Monday, November 28, 2011

Mile 24

Mile 24 is a very bad place.

I spent the day on the sidelines of the Space Coast Marathon yesterday, taking photos and playing the part of cheerleader.  I have to admit being more than a little envious.  Unfortunately I can’t run every race and as friends were lining up at the start I was disappointed that I was not joining in.

I usually position myself close to the finish to get a contact high from the excitement as people get that first look at the finish line.  This time I spent a lot of time at mile 24 and it brought back a flood of memories.
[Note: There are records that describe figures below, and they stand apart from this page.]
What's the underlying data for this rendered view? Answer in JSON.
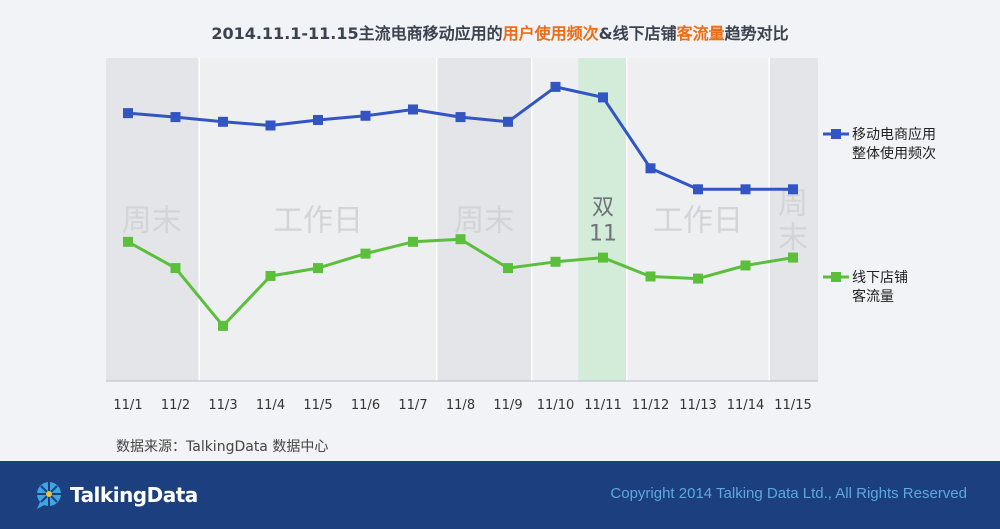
{
  "title": {
    "part1": "2014.11.1-11.15主流电商移动应用的",
    "part2": "用户使用频次",
    "part3": "&线下店铺",
    "part4": "客流量",
    "part5": "趋势对比"
  },
  "source": "数据来源：TalkingData 数据中心",
  "footer": {
    "logo_text": "TalkingData",
    "copyright": "Copyright 2014 Talking Data Ltd., All Rights Reserved"
  },
  "colors": {
    "blue_series": "#3355c4",
    "green_series": "#5bbf3c",
    "highlight_band": "#d2ecd9",
    "title_highlight": "#ef6c14",
    "footer_bg": "#1c3f80"
  },
  "chart_data": {
    "type": "line",
    "title": "2014.11.1-11.15主流电商移动应用的用户使用频次&线下店铺客流量趋势对比",
    "categories": [
      "11/1",
      "11/2",
      "11/3",
      "11/4",
      "11/5",
      "11/6",
      "11/7",
      "11/8",
      "11/9",
      "11/10",
      "11/11",
      "11/12",
      "11/13",
      "11/14",
      "11/15"
    ],
    "series": [
      {
        "name": "移动电商应用整体使用频次",
        "legend_lines": [
          "移动电商应用",
          "整体使用频次"
        ],
        "color": "#3355c4",
        "values": [
          82,
          80.5,
          78.7,
          77.3,
          79.4,
          81,
          83.4,
          80.5,
          78.7,
          92,
          88,
          61,
          53,
          53,
          53
        ]
      },
      {
        "name": "线下店铺客流量",
        "legend_lines": [
          "线下店铺",
          "客流量"
        ],
        "color": "#5bbf3c",
        "values": [
          33,
          23,
          1,
          20,
          23,
          28.5,
          33,
          34,
          23,
          25.4,
          27,
          19.8,
          19,
          24,
          27
        ]
      }
    ],
    "ylim": [
      -20,
      103
    ],
    "grid": false,
    "legend_position": "right",
    "periods": [
      {
        "label": "周末",
        "from": "11/1",
        "to": "11/2",
        "shade": "weekend"
      },
      {
        "label": "工作日",
        "from": "11/3",
        "to": "11/7",
        "shade": "workday"
      },
      {
        "label": "周末",
        "from": "11/8",
        "to": "11/9",
        "shade": "weekend"
      },
      {
        "label": "双11",
        "label_lines": [
          "双",
          "11"
        ],
        "from": "11/10",
        "to": "11/11",
        "shade": "highlight",
        "highlight_at": "11/11"
      },
      {
        "label": "工作日",
        "from": "11/12",
        "to": "11/14",
        "shade": "workday"
      },
      {
        "label": "周末",
        "label_lines": [
          "周",
          "末"
        ],
        "from": "11/15",
        "to": "11/15",
        "shade": "weekend"
      }
    ]
  }
}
The memory of the last few miles of my first marathon last year has not receded a bit with time.  Overcoming the emotional low I experienced while fruitlessly attempting to run past the wall was such a singular moment of my life that the memory perseveres.

As I watched the faces of hundreds of runners move past me I could empathize.  Sure, there were those lucky few that seemed to relish every moment of the race, but the vast majority were in obvious discomfort.  Muscle cramps, sore knees or shins or hips, hunched over with aching backs.




They just wanted it to be over.

At mile 24 the finish seems at the same time close and impossibly far away.  Time slows and minutes seem like an eternity.

Early on in the race the miles rolled off effortlessly but eventually you start to measure your progress in tenths of a mile, then hundredths, then landmarks (please let me just make it to that next tree or block or driveway).

Then you start to count your steps.

Every attempt to reassure yourself that the race is almost over fails miserably.  Two miles seems like an impossible distance to cover when every effort to will your legs to move is met with a refusal.  The sense of frustration and defeat is overpowering.

I ran with some, talked with some, tried to offer encouragement.  My words seemed to be met with equal measures of gratitude and irritation, but I understood.  More than that, I was inspired by their strength of will.  Despite the agony and suffering, no one quit.  Universally, they all kept moving forward.

So now I have another memory of mile 24 that will persevere.


  1. You hit this one right on the head! That is one tough place...

  2. But you still beat Oprah! I would have to agree with all your observations........that's why I run/walk.

  3. Beautifully stated. Your words brought back the very feeling. And yes I digress (deteriorate, degenerate?) to the point of counting steps too.